I got a problem using Rexexp in Java. The example code writes out ABC_012_suffix_suffix
, I was expecting it to output ABC_012_suffix
Pattern regexp = Pattern.compile(".*");
Matcher matcher = regexp.matcher("ABC_012");
matcher.matches();
System.out.println(matcher.group(0));
System.out.println(matcher.replaceAll("$0_suffix"));
Same happens here, the output is:
ABC_012
ABC_012_suffix_suffix
The reason is hidden in the replaceAll
method: it tries to find
all subsequences that match the pattern:
while (matcher.find()) {
System.out.printf("Start: %s, End: %s%n", matcher.start(), matcher.end());
}
This will result in:
Start: 0, End: 7
Start: 7, End: 7
So, to our first surprise, the matcher finds two subsequences, "ABC_012"
and another ""
. And it appends "_suffix"
to both of them:
"ABC_012" + "_suffix" + "" + "_suffix"
If you just want to add "_suffix" to your input why don't you just do:
String result = "ABC_012" + "_suffix";
?
Probably .*
gives you "full match" and then reduces match to the "empty match" (but still a match).
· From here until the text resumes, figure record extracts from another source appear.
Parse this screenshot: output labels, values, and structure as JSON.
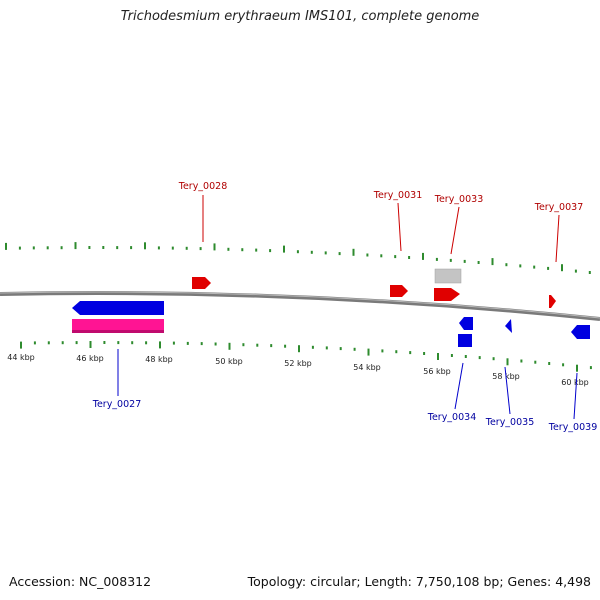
{
  "title": "Trichodesmium erythraeum IMS101, complete genome",
  "footer": {
    "accession": "Accession: NC_008312",
    "topology": "Topology: circular; Length: 7,750,108 bp; Genes: 4,498"
  },
  "colors": {
    "forward_strand": "#e00000",
    "reverse_strand": "#0000e0",
    "rna_gene": "#ff1493",
    "pseudo_gene": "#c0c0c0",
    "tick": "#2e8b2e",
    "backbone": "#7a7a7a",
    "forward_label": "#b00000",
    "reverse_label": "#0000a0",
    "scale_label": "#222222"
  },
  "scale_labels": [
    "44 kbp",
    "46 kbp",
    "48 kbp",
    "50 kbp",
    "52 kbp",
    "54 kbp",
    "56 kbp",
    "58 kbp",
    "60 kbp"
  ],
  "gene_labels": {
    "forward": [
      "Tery_0028",
      "Tery_0031",
      "Tery_0033",
      "Tery_0037"
    ],
    "reverse": [
      "Tery_0027",
      "Tery_0034",
      "Tery_0035",
      "Tery_0039"
    ]
  }
}
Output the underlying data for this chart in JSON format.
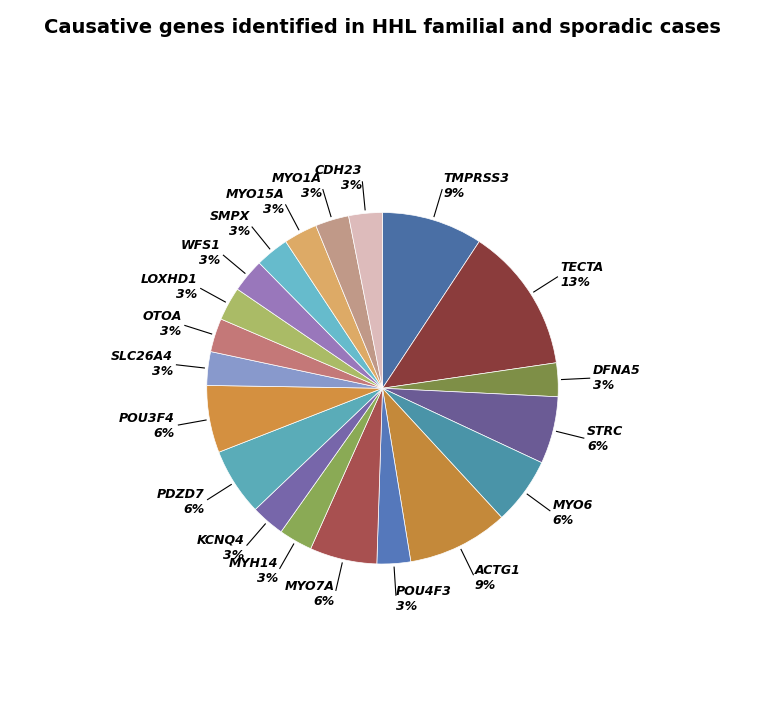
{
  "title": "Causative genes identified in HHL familial and sporadic cases",
  "segments": [
    {
      "label": "TMPRSS3",
      "pct": 9,
      "color": "#4a6fa5"
    },
    {
      "label": "TECTA",
      "pct": 13,
      "color": "#8b3c3c"
    },
    {
      "label": "DFNA5",
      "pct": 3,
      "color": "#7e8f47"
    },
    {
      "label": "STRC",
      "pct": 6,
      "color": "#6b5b95"
    },
    {
      "label": "MYO6",
      "pct": 6,
      "color": "#4a94a8"
    },
    {
      "label": "ACTG1",
      "pct": 9,
      "color": "#c4893a"
    },
    {
      "label": "POU4F3",
      "pct": 3,
      "color": "#5578bb"
    },
    {
      "label": "MYO7A",
      "pct": 6,
      "color": "#a85050"
    },
    {
      "label": "MYH14",
      "pct": 3,
      "color": "#8aaa55"
    },
    {
      "label": "KCNQ4",
      "pct": 3,
      "color": "#7766aa"
    },
    {
      "label": "PDZD7",
      "pct": 6,
      "color": "#5aacb8"
    },
    {
      "label": "POU3F4",
      "pct": 6,
      "color": "#d49040"
    },
    {
      "label": "SLC26A4",
      "pct": 3,
      "color": "#8899cc"
    },
    {
      "label": "OTOA",
      "pct": 3,
      "color": "#c47878"
    },
    {
      "label": "LOXHD1",
      "pct": 3,
      "color": "#aabb66"
    },
    {
      "label": "WFS1",
      "pct": 3,
      "color": "#9977bb"
    },
    {
      "label": "SMPX",
      "pct": 3,
      "color": "#66bbcc"
    },
    {
      "label": "MYO15A",
      "pct": 3,
      "color": "#ddaa66"
    },
    {
      "label": "MYO1A",
      "pct": 3,
      "color": "#c09988"
    },
    {
      "label": "CDH23",
      "pct": 3,
      "color": "#ddbbbb"
    }
  ],
  "title_fontsize": 14,
  "label_fontsize": 9,
  "figsize": [
    7.65,
    7.19
  ],
  "dpi": 100
}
Try (.+)
or (^.*$)
instead. Both work as expected.
At regexinfo star is defined as follows:
*(star) - Repeats the previous item zero or more times. Greedy, so as many items as possible will be matched before trying permutations with less matches of the preceding item, up to the point where the preceding item is not matched at all.